I am here to forget. Or, more simply, to take a breath in a place that’s always changing, yet strikingly familiar. The native plants, well known to me by now—tall Oaks providing shade, or the color of the Chaparral hills. Wild Mustard in the way the yellow blossoms bloom in patterns of chaos, little specks of vibrancy dancing up against the sky. Foxtails long embedded in the lining of my socks, like milk thistles, their unrelenting presence forces me to rest beside the trail. Undo my boot. Take a moment. Breathe.
Always California Poppies after rains, their orange and almost crimson heads against the pale green pattern of the leaves. Their strange scent. The way they grow determined to the sides of mountains and of freeways. Manzanita, Dessert Mallow, Wild Rye, Buckwheat, Deer Grass. They sink themselves in valleys of the hills, grow alongside dried up creeks, soaking up the aging water in the soil.
Home reflects itself in place. I am from here, from the sheddings of a Pepper Tree, or the wildness of Coyote Brush. In the desert, I lift my hands in praise beside the Joshua Trees. In the mountains, I wrap strong arms around Sequoias. By the seaside, I trade heights with Yuccas, and trace the odd curlings of the Western Bracken Fern.
I know the songs of all the nightbirds in the early hours of dawn. Sometimes I will lie awake, opening the window, and let their chirruped lullabies carry me quietly back into sleep. I know the patterns of the yellow-bellied finches, their chests glowing in stark contrast against the painted black-like navy blue of feathers on the head. How they flit, errantly, about my yard. One fencepost to the next, watched closely by a cat perched in the window.

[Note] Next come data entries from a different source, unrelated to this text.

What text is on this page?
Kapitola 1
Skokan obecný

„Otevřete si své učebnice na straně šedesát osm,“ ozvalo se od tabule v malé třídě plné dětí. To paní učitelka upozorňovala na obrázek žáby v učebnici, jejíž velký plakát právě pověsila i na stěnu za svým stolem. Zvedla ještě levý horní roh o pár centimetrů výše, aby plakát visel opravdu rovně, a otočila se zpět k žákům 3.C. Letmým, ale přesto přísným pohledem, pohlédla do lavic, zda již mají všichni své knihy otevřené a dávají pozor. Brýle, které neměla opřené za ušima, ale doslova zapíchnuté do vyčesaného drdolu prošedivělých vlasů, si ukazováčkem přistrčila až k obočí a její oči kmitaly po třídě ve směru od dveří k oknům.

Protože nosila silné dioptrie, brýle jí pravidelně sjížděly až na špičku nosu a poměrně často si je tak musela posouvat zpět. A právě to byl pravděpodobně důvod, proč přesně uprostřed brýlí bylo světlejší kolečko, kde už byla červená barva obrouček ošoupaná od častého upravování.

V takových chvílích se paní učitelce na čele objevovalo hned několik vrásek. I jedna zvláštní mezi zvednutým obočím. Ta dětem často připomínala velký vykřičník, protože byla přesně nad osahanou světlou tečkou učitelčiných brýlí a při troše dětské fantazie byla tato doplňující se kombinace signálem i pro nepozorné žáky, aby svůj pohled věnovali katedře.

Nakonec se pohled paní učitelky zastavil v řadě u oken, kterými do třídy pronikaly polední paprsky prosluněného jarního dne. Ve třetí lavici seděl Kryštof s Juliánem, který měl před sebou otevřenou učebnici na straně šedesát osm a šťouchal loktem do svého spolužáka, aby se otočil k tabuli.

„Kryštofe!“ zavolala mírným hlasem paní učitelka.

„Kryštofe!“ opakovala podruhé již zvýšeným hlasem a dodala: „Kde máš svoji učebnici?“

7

I know when soil is warm enough for seeds. When earth is soft enough for growing. Where shade is too strong or too weak and the low point in my yard where water runs after a storm. It is grounding. All of me is planted here.
On the trail, my lungs heave for air. I am out-of-practice. The Sagebrush smells strange to me, at first, but familiar. Nostalgic, like something I never realized I was missing. I’ve yearned for this.
With each step, my chest adjusts, evolving to accumulate the new swells of the mountain air. Oddities I come across I pocket—small chunks of rose quartz, or granite with a strange streak down its side. My shelves are growing full of pieces of the outside lands. I wind feathers in my hair. For a single moment, a hawk above me eclipses sun, and I am shrouded in cool shadow. All of here is magic.
I pause for water, then carry on. Tomorrow, I will be rewarded in the tightness of the sinewed flesh that lines my muscles. In the way they stretch, taut, pulling, straining at the bone. I have much healing left to go.